Snap Inc. (NYSE : SNAP) passe de leader à suiveur

Snap Inc. (NYSE : SNAP), maison mère du réseau social Snapchat, a révolutionné le partage numérique dès 2011 avec son format de photos éphémères, qui a évolué en ce que le monde entier appelle aujourd’hui simplement des « stories ». Mais après avoir donné le ton, l’entreprise a passé la dernière décennie à perdre du terrain, ses concurrents — notamment Instagram de Meta (NASDAQ : META) — ayant repris ses meilleures fonctionnalités.
Aujourd’hui, son PDG Evan Spiegel veut refonder entièrement l’informatique avec un nouveau produit. Sauf que cette fois, il court après les géants de la tech, tous capables de dépenser bien plus que lui dans la course aux lunettes intelligentes — qui pourraient, ou non, séduire le grand public.
« On comprend désormais clairement que l’informatique va devoir évoluer profondément pour tirer pleinement parti des bénéfices et avancées de l’IA », a déclaré Spiegel dans une récente interview au Financial Times, à propos de la nouvelle version d’un produit appelé Specs, que Snap prévoit de lancer l’an prochain.
Ce n’est pas la première fois que l’entreprise tente de faire entrer l’informatique visuelle dans le quotidien. Elle avait déjà lancé des lunettes de réalité augmentée il y a dix ans. Ce qui a changé aujourd’hui, c’est que la technologie dopée à l’intelligence artificielle commence enfin à rattraper cette vision futuriste, encore largement hors de portée pour la plupart.
Les Specs permettront à leurs utilisateurs de « comprendre le monde grâce à l’apprentissage automatique avancé, d’intégrer l’assistance IA dans l’espace tridimensionnel, de partager des jeux et des expériences avec des amis, et d’offrir un poste de travail flexible et puissant pour naviguer, diffuser du contenu et bien plus encore », selon Snap, qui n’a toutefois pas donné beaucoup plus de détails.
Les géants de la tech sont en avance
Même si Spiegel semble bel et bien répondre à une envie de rupture avec les écrans de smartphone, Snap risque de peiner à imposer cette technologie auprès du grand public. D’autant plus que la concurrence est féroce, avec Meta déjà présent sur ce marché, et Google (NASDAQ : GOOGL) qui prépare potentiellement un retour remarqué.

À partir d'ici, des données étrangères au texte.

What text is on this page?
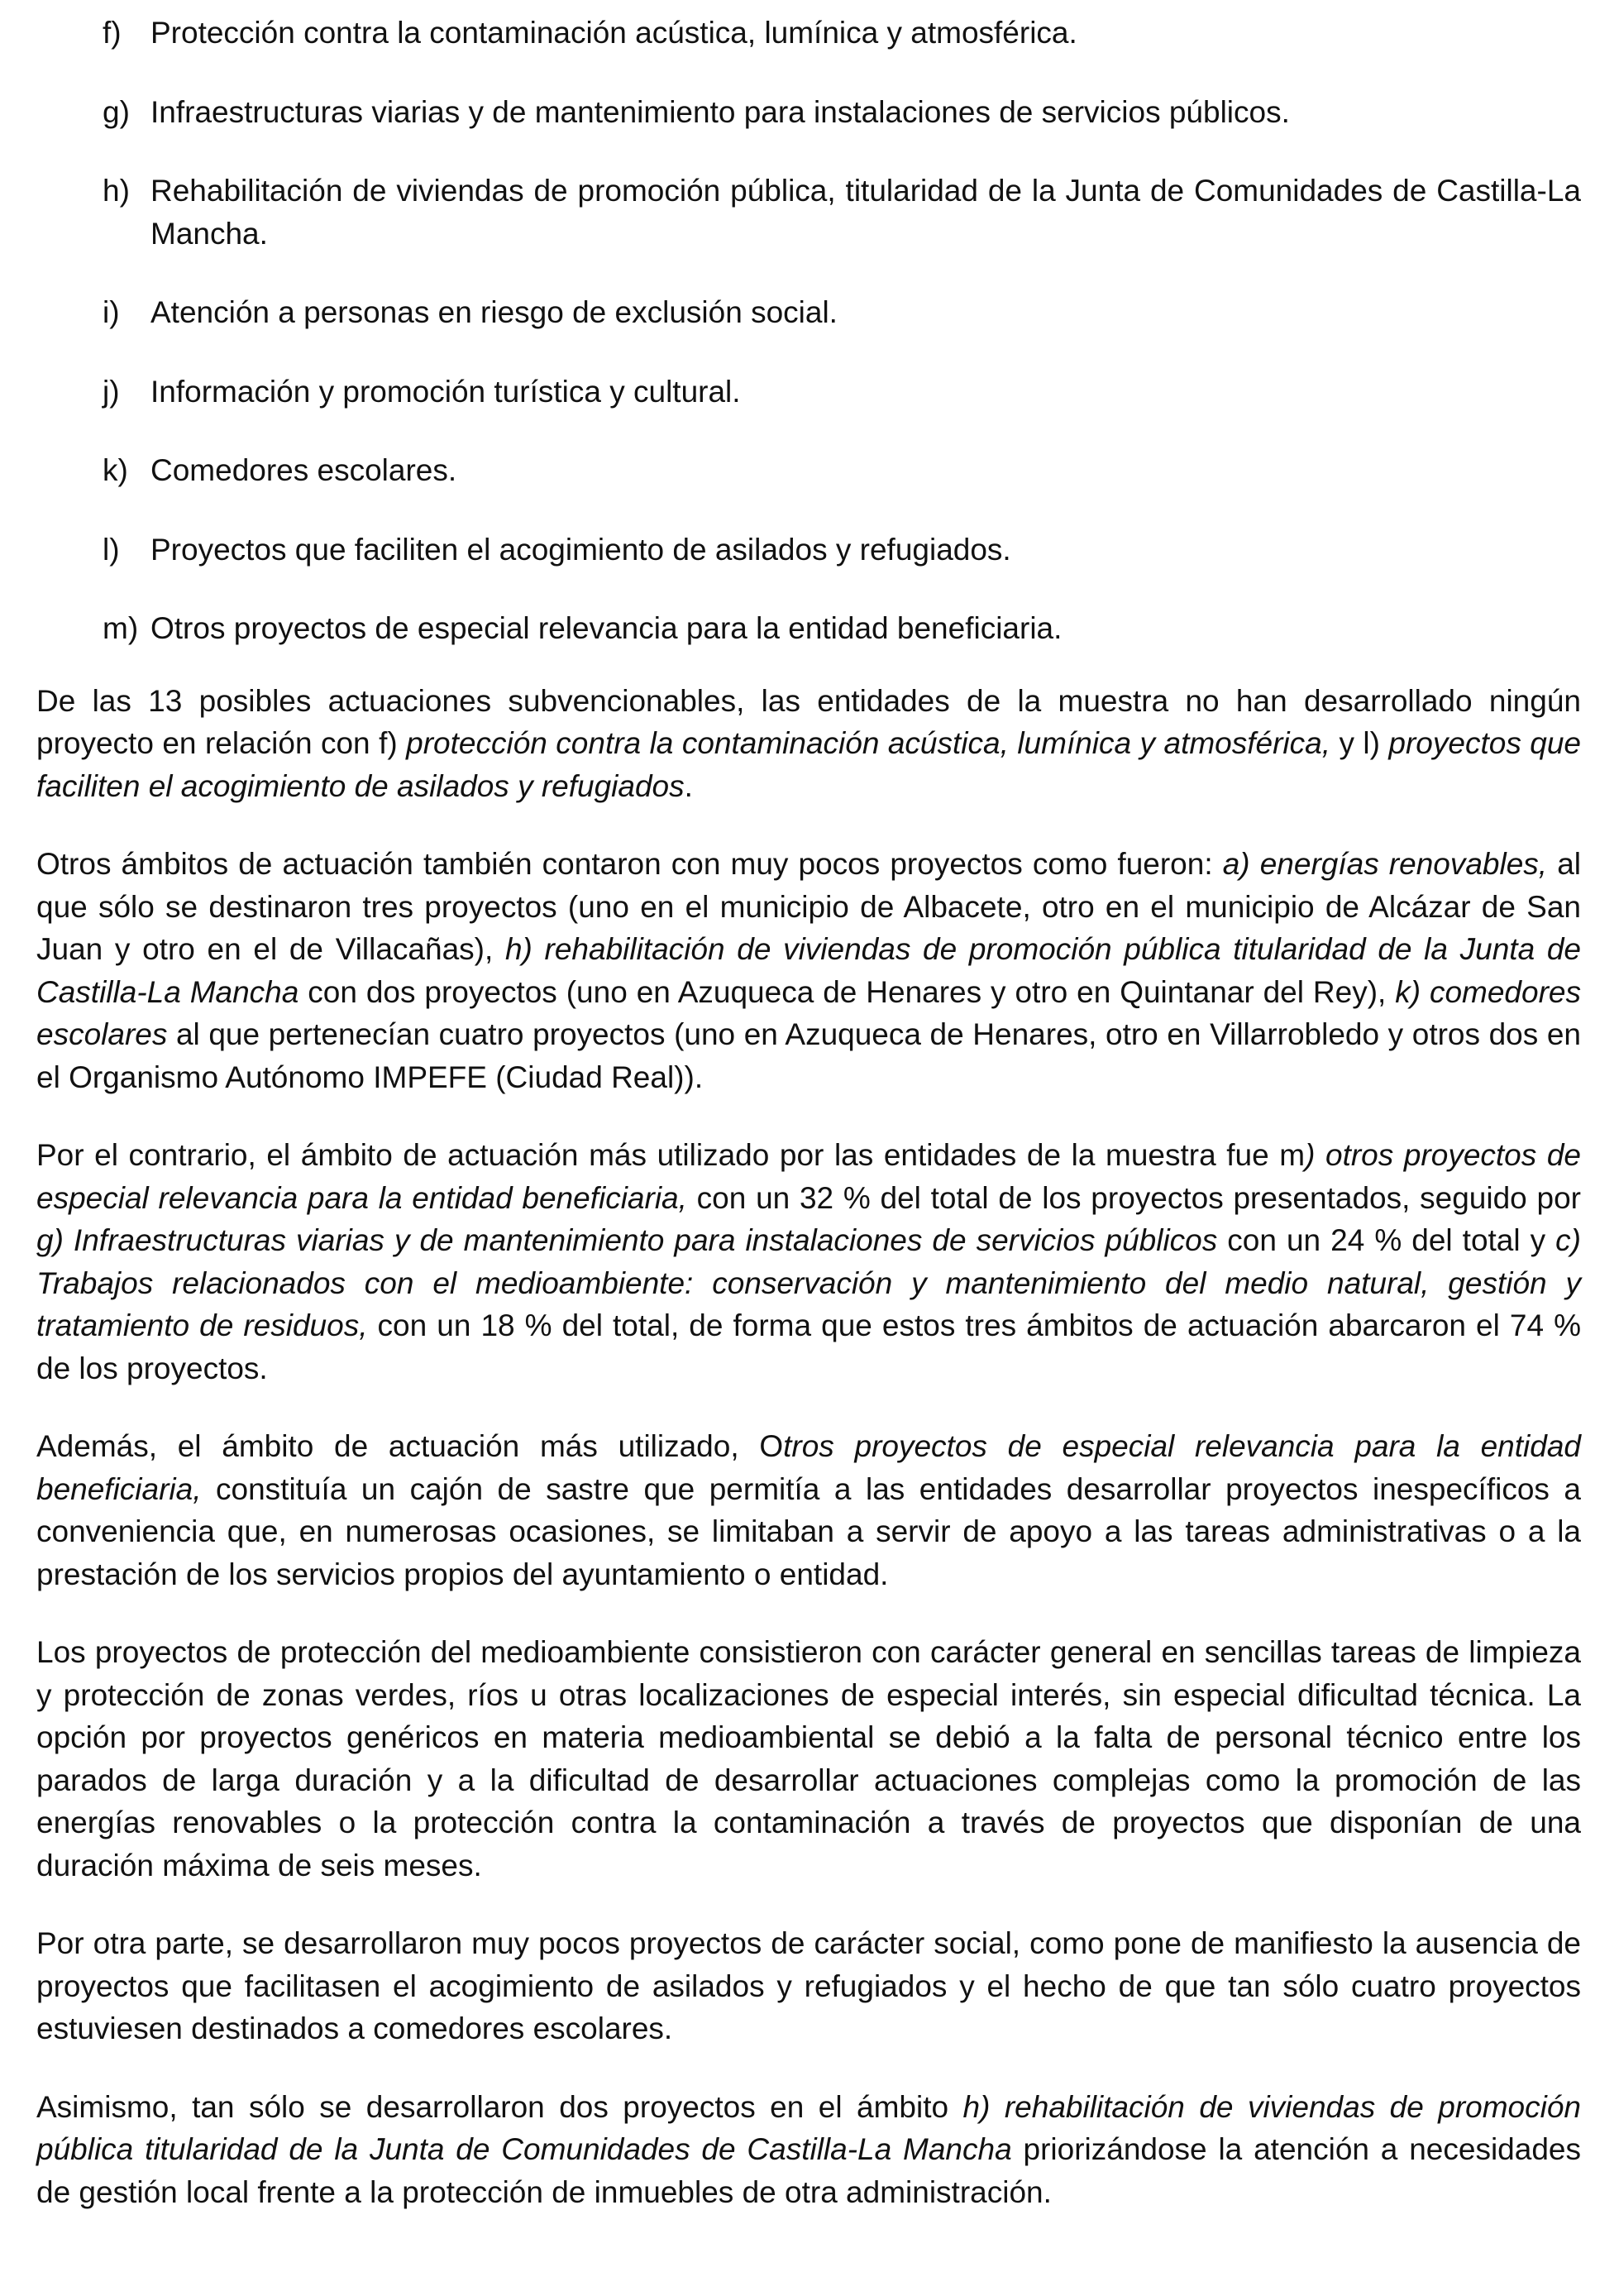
f) Protección contra la contaminación acústica, lumínica y atmosférica.
g) Infraestructuras viarias y de mantenimiento para instalaciones de servicios públicos.
h) Rehabilitación de viviendas de promoción pública, titularidad de la Junta de Comunidades de Castilla-La Mancha.
i)	Atención a personas en riesgo de exclusión social.
j)	Información y promoción turística y cultural.
k) Comedores escolares.
l)	Proyectos que faciliten el acogimiento de asilados y refugiados.
m) Otros proyectos de especial relevancia para la entidad beneficiaria.

De las 13 posibles actuaciones subvencionables, las entidades de la muestra no han desarrollado ningún proyecto en relación con f) protección contra la contaminación acústica, lumínica y atmosférica, y l) proyectos que faciliten el acogimiento de asilados y refugiados.

Otros ámbitos de actuación también contaron con muy pocos proyectos como fueron: a) energías renovables, al que sólo se destinaron tres proyectos (uno en el municipio de Albacete, otro en el municipio de Alcázar de San Juan y otro en el de Villacañas), h) rehabilitación de viviendas de promoción pública titularidad de la Junta de Castilla-La Mancha con dos proyectos (uno en Azuqueca de Henares y otro en Quintanar del Rey), k) comedores escolares al que pertenecían cuatro proyectos (uno en Azuqueca de Henares, otro en Villarrobledo y otros dos en el Organismo Autónomo IMPEFE (Ciudad Real)).

Por el contrario, el ámbito de actuación más utilizado por las entidades de la muestra fue m) otros proyectos de especial relevancia para la entidad beneficiaria, con un 32 % del total de los proyectos presentados, seguido por g) Infraestructuras viarias y de mantenimiento para instalaciones de servicios públicos con un 24 % del total y c) Trabajos relacionados con el medioambiente: conservación y mantenimiento del medio natural, gestión y tratamiento de residuos, con un 18 % del total, de forma que estos tres ámbitos de actuación abarcaron el 74 % de los proyectos.

Además, el ámbito de actuación más utilizado, Otros proyectos de especial relevancia para la entidad beneficiaria, constituía un cajón de sastre que permitía a las entidades desarrollar proyectos inespecíficos a conveniencia que, en numerosas ocasiones, se limitaban a servir de apoyo a las tareas administrativas o a la prestación de los servicios propios del ayuntamiento o entidad.

Los proyectos de protección del medioambiente consistieron con carácter general en sencillas tareas de limpieza y protección de zonas verdes, ríos u otras localizaciones de especial interés, sin especial dificultad técnica. La opción por proyectos genéricos en materia medioambiental se debió a la falta de personal técnico entre los parados de larga duración y a la dificultad de desarrollar actuaciones complejas como la promoción de las energías renovables o la protección contra la contaminación a través de proyectos que disponían de una duración máxima de seis meses.

Por otra parte, se desarrollaron muy pocos proyectos de carácter social, como pone de manifiesto la ausencia de proyectos que facilitasen el acogimiento de asilados y refugiados y el hecho de que tan sólo cuatro proyectos estuviesen destinados a comedores escolares.

Asimismo, tan sólo se desarrollaron dos proyectos en el ámbito h) rehabilitación de viviendas de promoción pública titularidad de la Junta de Comunidades de Castilla-La Mancha priorizándose la atención a necesidades de gestión local frente a la protección de inmuebles de otra administración.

Le réseau Snapchat reste aussi assez marginal comparé à ses rivaux, avec plus de 50 % de ses utilisateurs âgés de moins de 24 ans. Même si Snap parvenait à innover plus vite que les géants du secteur, il pourrait peiner à séduire les Millennials plus âgés et la Génération X, qui représentent la plus grande part des dépenses mondiales. La Génération Z, cœur de cible de Snap, ne représente actuellement qu’environ 17 % de la consommation globale.
C’est justement cette portée limitée qui pourrait expliquer le manque d’enthousiasme des investisseurs, malgré une hausse du nombre d’utilisateurs actifs mensuels et une croissance du chiffre d’affaires au dernier trimestre. L’action de Snap a chuté de 48 % au cours de l’année écoulée, alors que celle de Meta a bondi de 40 %. Et Snap n’a jamais dégagé de bénéfice depuis son introduction en Bourse en 2017. Spiegel a évoqué sa vision de la réalité augmentée lors du dernier appel de résultats trimestriels, mais les analystes présents étaient surtout intéressés par les revenus publicitaires.
Snap porte une vision audacieuse de l’avenir de l’informatique et de la manière dont les humains interagiront avec elle. Mais cette vision est déjà poursuivie par d’autres entreprises aux moyens bien plus importants et aux réseaux bien plus vastes. Cela donne à Spiegel, qui contrôle l’entreprise grâce à des actions à droits de vote spéciaux, des allures de Don Quichotte numérique — pourchassant des moulins à vent, et peut-être un peu en avance sur son temps.